For a group with Harvard and UCLA pedigrees, it’s a remarkably shoddy job, with page after page of tables comparing charter school demographics to those of entire metropolitan area school systems – as if the charters were evenly distributed among Chicago, Joliet and Naperville, in one example. (Next time you visit an inner-city charter school, stroll down the street to the neighborhood district school – the kids will look pretty similar.)
The CRP’s analyses are based almost solely on demographics -- for example, showing the percentage of minority populations in charter vs. other public schools, and the “exposure” that students of one race have to students of other races based on these numbers. But in the era of NCLB and disaggregated data, we know that schools and systems with neatly aligned proportions of ethnic and racial groups can still have appalling achievement gaps among them. Take a look at David Whitman’s Sweating the Small Stuff to see how some of our great charter schools actively prepare their mostly-minority students for their future in a diverse and competitive culture – taking their students to college visits, consciously modeling and stressing middle-class values, and so on. These schools produce achievement and confidence through relentless focus and consistent, high-expectations culture – which most of their students did not experience in any prior setting, whatever the demographics.
What’s most painful is that we all share Dr. Orfield’s aspiration for cities and school systems full of vibrant diversity. There’s even some interesting conversation going on within our own movement (as in Petrilli’s recent post) about working for more diversity in charters. We know the federal government can do a better job of collecting good data on charter and other public schools, and we certainly want authorizers to be vigilant in assuring that charter schools reach out to diverse populations when recruiting students.
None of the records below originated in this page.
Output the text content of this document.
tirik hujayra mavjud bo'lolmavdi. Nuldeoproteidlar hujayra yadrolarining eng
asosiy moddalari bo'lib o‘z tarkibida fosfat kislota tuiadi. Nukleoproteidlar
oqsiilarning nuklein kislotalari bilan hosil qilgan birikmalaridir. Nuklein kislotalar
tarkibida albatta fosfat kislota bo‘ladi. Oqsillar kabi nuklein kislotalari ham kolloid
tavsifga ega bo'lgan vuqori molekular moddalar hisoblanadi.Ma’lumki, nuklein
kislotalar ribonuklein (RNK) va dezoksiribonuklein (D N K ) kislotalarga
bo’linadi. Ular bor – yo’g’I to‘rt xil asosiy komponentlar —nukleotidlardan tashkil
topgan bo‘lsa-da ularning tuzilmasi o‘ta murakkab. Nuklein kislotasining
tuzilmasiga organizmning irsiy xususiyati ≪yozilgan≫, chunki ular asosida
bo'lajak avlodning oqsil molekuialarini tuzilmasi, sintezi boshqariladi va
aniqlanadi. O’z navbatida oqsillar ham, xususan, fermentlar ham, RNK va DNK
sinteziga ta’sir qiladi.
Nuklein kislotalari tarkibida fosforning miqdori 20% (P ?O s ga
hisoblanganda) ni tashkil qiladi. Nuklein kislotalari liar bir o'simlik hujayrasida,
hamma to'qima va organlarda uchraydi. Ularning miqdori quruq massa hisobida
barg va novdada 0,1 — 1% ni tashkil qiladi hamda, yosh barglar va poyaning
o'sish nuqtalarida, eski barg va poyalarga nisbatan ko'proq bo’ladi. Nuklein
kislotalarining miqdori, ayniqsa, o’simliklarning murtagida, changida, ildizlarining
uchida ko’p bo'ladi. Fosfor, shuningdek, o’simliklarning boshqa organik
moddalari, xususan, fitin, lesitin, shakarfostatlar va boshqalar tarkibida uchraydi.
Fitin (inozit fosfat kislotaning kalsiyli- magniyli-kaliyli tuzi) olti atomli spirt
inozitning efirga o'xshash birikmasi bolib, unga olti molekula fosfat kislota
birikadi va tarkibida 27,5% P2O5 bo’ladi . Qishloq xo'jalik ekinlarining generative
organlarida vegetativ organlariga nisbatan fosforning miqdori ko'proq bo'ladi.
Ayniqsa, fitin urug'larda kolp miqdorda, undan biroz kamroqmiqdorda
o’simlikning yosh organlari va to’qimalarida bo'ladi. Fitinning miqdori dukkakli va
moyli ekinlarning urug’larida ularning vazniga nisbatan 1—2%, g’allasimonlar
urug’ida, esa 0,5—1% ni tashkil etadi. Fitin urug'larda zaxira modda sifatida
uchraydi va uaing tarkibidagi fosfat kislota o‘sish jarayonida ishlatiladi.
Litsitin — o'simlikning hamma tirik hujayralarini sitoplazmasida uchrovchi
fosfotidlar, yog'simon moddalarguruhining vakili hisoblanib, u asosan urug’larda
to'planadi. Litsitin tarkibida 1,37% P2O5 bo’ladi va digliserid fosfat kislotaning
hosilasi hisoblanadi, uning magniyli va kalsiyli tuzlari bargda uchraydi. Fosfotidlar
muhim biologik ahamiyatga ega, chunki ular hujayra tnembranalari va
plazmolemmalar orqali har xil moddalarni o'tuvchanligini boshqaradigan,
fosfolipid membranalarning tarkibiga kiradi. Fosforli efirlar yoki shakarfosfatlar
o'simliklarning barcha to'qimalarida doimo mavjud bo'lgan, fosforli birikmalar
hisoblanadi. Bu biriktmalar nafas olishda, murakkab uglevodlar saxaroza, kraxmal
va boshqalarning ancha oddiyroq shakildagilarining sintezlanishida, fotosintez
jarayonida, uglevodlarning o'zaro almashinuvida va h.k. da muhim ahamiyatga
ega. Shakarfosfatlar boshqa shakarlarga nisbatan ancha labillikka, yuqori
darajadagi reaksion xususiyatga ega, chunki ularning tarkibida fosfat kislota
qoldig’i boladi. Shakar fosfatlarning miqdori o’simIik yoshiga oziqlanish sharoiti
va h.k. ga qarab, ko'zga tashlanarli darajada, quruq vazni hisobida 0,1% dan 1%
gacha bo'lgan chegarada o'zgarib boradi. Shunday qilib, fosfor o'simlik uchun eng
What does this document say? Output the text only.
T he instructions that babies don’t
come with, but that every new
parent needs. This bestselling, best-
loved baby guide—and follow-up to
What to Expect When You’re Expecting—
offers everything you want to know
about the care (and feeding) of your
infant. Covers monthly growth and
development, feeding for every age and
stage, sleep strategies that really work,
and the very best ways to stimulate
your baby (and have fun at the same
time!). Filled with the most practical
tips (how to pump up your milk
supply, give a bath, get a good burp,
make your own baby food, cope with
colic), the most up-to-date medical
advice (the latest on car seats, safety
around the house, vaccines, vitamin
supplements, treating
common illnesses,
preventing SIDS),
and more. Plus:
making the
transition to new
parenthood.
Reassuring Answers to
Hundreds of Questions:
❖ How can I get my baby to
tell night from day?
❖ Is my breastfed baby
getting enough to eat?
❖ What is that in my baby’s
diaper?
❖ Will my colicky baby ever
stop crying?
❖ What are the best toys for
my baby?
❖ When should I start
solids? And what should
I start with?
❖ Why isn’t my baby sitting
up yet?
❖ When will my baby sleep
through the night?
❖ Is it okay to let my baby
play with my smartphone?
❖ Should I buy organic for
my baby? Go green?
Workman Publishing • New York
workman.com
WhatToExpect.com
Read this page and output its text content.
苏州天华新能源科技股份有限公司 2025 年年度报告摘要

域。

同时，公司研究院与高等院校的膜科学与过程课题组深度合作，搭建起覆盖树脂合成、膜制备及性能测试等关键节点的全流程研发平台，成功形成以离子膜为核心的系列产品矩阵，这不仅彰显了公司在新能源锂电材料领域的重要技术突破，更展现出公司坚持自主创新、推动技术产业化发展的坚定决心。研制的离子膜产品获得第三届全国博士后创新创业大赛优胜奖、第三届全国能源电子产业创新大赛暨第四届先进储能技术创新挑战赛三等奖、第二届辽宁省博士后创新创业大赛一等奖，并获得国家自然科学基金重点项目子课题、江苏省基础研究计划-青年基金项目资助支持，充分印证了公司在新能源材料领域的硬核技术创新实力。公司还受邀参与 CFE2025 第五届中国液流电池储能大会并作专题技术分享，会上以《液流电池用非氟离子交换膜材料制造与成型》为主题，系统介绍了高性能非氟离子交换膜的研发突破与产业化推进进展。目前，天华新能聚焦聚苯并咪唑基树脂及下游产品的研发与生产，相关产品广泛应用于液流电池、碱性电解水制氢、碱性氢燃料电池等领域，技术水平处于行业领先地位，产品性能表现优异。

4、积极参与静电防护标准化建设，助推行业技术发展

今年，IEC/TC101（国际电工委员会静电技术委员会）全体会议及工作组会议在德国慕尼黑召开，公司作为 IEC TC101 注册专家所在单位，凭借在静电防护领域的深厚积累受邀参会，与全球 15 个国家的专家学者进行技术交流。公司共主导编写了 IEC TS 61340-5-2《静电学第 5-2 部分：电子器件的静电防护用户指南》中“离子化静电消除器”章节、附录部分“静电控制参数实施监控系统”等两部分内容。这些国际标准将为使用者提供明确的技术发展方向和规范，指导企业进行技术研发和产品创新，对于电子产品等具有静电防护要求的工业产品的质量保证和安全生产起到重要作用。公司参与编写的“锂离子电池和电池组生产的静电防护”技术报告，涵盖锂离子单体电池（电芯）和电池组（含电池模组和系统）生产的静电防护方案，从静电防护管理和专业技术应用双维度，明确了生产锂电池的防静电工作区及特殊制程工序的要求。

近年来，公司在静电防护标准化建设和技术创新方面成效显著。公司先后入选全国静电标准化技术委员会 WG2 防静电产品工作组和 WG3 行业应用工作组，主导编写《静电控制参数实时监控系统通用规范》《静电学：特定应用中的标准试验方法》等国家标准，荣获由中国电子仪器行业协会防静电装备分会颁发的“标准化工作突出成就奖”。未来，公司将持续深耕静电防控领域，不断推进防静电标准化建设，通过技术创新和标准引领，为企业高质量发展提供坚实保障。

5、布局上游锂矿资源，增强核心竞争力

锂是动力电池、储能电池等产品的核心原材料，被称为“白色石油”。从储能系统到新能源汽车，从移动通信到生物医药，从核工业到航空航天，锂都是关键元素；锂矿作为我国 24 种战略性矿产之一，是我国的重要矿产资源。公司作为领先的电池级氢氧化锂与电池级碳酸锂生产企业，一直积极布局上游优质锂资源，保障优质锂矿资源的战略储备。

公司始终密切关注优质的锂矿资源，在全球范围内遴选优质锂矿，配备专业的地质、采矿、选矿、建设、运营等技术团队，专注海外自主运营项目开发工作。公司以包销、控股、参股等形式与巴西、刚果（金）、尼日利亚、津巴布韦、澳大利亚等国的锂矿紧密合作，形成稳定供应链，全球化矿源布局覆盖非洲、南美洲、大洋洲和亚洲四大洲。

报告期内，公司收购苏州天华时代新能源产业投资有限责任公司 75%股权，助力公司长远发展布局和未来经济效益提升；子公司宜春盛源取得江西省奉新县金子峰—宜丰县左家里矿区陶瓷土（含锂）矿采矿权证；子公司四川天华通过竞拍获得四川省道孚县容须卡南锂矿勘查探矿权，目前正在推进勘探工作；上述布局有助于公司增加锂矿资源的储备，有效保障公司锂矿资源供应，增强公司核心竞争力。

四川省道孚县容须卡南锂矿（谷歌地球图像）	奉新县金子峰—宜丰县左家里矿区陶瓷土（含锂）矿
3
And we’re fine with expanding magnet schools (which the report advocates) -- so long as we realize that they are often selective and do not replace charters’ open-enrollment approach that works especially well for kids who wouldn’t make it into the magnet pool.
But this kind of broadside won’t get us there, if only because it so defies the actual reality of our day. The report actually suggests that states deny charters to CMOs that operate racially isolated charters. So, in the name of diversity, the CRP would forbid even our best CMOs from opening new campuses in the inner city -- despite their track record of producing spectacular gains for the very minorities Orfield and company purport to serve. Astonishing.
I find it amazing that charter schools are being criticized for addressing the social realities of our country's struggling school districts. What's Orfield's idea? That we should block minority parents from choosing a public charter school option because those schools aren't sufficiently white, when students in many urban districts already tend to enroll in racially isolated schools. Just bizarre.
I also don't think Orfield controls for other relevant variables in his analysis -- for instance, that charter schools are more likely to locate in areas of concentrated student need, which also happen to the areas with more concentrated racial demographics. I view this report as a classic shoot the messenger issue -- charter schools are about creating quality public school choice in schools districts which themselves have not succeeded in creating meaningful integration. Look at the 4 largest school districts in the U.S -- NY, LAUSD, CPS, and HISD -- and ask, excepting magnet programs and other selective enrollment programs, are these districts even close to being integrated? No.
I'm all for creating diverse public schools options, but we don't need to bash charter schools to get them.
Why would they compare NYC charters to Long Island public schools?
Very well spoken and quite sad that this report was even published. I would guess that it was peer reviewed, which leads me to question that as well.
The good thing about this report is that it becomes another opportunity to talk about quality charter schools.